Since the merger of the Progressive Conservative Party and the Reform/Alliance Party at a federal level, the Conservative Party has not been able to re-assert a strong presence in the Maritimes (with the sole exception of the 2011 federal election). Throughout the three elections between 2015 and the time of the publication of this article, the Conservative Party has been unable to win the popular vote in a single province in the Maritimes at a federal level. However, in the same period, provincial Conservative parties have successfully won majority governments (in many cases, by blistering margins) in all provinces but Newfoundland and Labrador. I attest this to a unique mix of a strong sense of Progressive Conservative/centrist conservative policy at a provincial level and a level of ignorance by the federal Conservatives toward the needs of the Maritimes at a federal level. Indeed, when P.C. Premier Tim Houston came to power, it was only a month in advance of the Canadian federal election–one in which the Conservative Party was unable to break through in the province.

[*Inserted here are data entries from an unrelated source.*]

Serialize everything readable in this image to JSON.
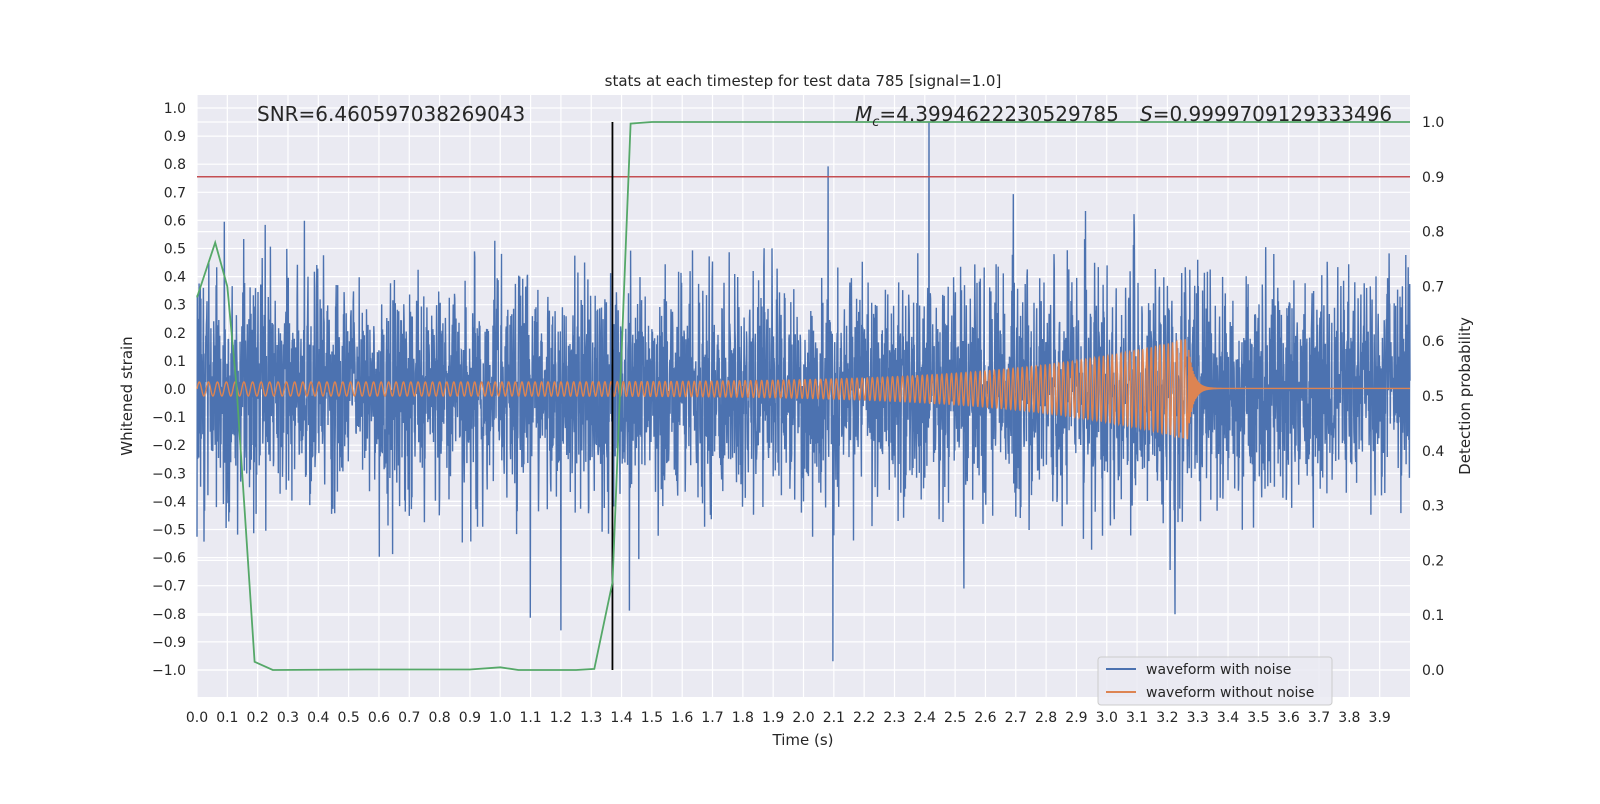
{
  "chart_data": {
    "type": "line",
    "title": "stats at each timestep for test data 785 [signal=1.0]",
    "xlabel": "Time (s)",
    "ylabel": "Whitened strain",
    "ylabel_right": "Detection probability",
    "xlim": [
      0.0,
      4.0
    ],
    "ylim": [
      -1.1,
      1.05
    ],
    "ylim_right": [
      -0.05,
      1.05
    ],
    "grid": true,
    "legend_position": "bottom-right",
    "x_ticks": [
      "0.0",
      "0.1",
      "0.2",
      "0.3",
      "0.4",
      "0.5",
      "0.6",
      "0.7",
      "0.8",
      "0.9",
      "1.0",
      "1.1",
      "1.2",
      "1.3",
      "1.4",
      "1.5",
      "1.6",
      "1.7",
      "1.8",
      "1.9",
      "2.0",
      "2.1",
      "2.2",
      "2.3",
      "2.4",
      "2.5",
      "2.6",
      "2.7",
      "2.8",
      "2.9",
      "3.0",
      "3.1",
      "3.2",
      "3.3",
      "3.4",
      "3.5",
      "3.6",
      "3.7",
      "3.8",
      "3.9"
    ],
    "y_ticks": [
      "1.0",
      "0.9",
      "0.8",
      "0.7",
      "0.6",
      "0.5",
      "0.4",
      "0.3",
      "0.2",
      "0.1",
      "0.0",
      "−0.1",
      "−0.2",
      "−0.3",
      "−0.4",
      "−0.5",
      "−0.6",
      "−0.7",
      "−0.8",
      "−0.9",
      "−1.0"
    ],
    "y_ticks_right": [
      "1.0",
      "0.9",
      "0.8",
      "0.7",
      "0.6",
      "0.5",
      "0.4",
      "0.3",
      "0.2",
      "0.1",
      "0.0"
    ],
    "annotations": {
      "snr": "SNR=6.460597038269043",
      "mc_symbol": "M",
      "mc_sub": "c",
      "mc_value": "=4.3994622230529785",
      "s_symbol": "S",
      "s_value": "=0.9999709129333496"
    },
    "series": [
      {
        "name": "waveform with noise",
        "axis": "left",
        "color": "#4c72b0",
        "amplitude_range": [
          -1.0,
          0.95
        ]
      },
      {
        "name": "waveform without noise",
        "axis": "left",
        "color": "#dd8452",
        "chirp_amplitude_start": 0.025,
        "chirp_amplitude_peak": 0.18,
        "merger_time": 3.27
      },
      {
        "name": "detection probability",
        "axis": "right",
        "color": "#55a868",
        "x": [
          0.0,
          0.06,
          0.1,
          0.13,
          0.19,
          0.25,
          0.55,
          0.9,
          1.0,
          1.06,
          1.25,
          1.31,
          1.37,
          1.43,
          1.5,
          4.0
        ],
        "y": [
          0.68,
          0.78,
          0.7,
          0.52,
          0.015,
          0.0,
          0.001,
          0.001,
          0.005,
          0.0,
          0.0,
          0.002,
          0.16,
          0.997,
          1.0,
          1.0
        ]
      }
    ],
    "threshold": {
      "axis": "right",
      "value": 0.9,
      "color": "#c44e52"
    },
    "marker_time": {
      "value": 1.37,
      "color": "#000000"
    }
  }
}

My Personal Thoughts: General Knowledge and Societal Awareness sets the Maritimes Apart.
The politics of the Maritimes feel nostalgic in the sense that the form of policies that they are generally most supportive of are reminiscent of the centrist policies that encompassed much of Canadian politics in the latter half of the 20th century; elsewhere in the country, these types of policies are not vocally appreciated to nearly the same extent. In my travels in Nova Scotia and Newfoundland and Labrador, I noticed that these beliefs came from a profound sense of groundedness amongst those inhabiting these provinces–each person I had the opportunity to meet fully understood the history, economy, and political climate of the province regardless of their background. It seems to me that this way of life is being lost as our country pushes the need for each individual to specialise in one particular sector or industry, rather than understand the background of the region in which they live. No longer does it seem that governments, educational institutions, or workplaces regard well-roundedness or general knowledge as an asset; many seem to believe that a venture to obtain an expansive understanding of one’s society simply distracts from the work needed to be done to achieve the weekly quota of hours, production, or profit. Of course, this is simply my perspective on some challenges facing Canadians outside of the Maritimes and I do not intend in any way to generalise. However, I do criticise the institutions that have bred the specialisation of intellect. Yet, somehow, the Maritimes have managed to overcome such faults, which has bred a highly unique political climate.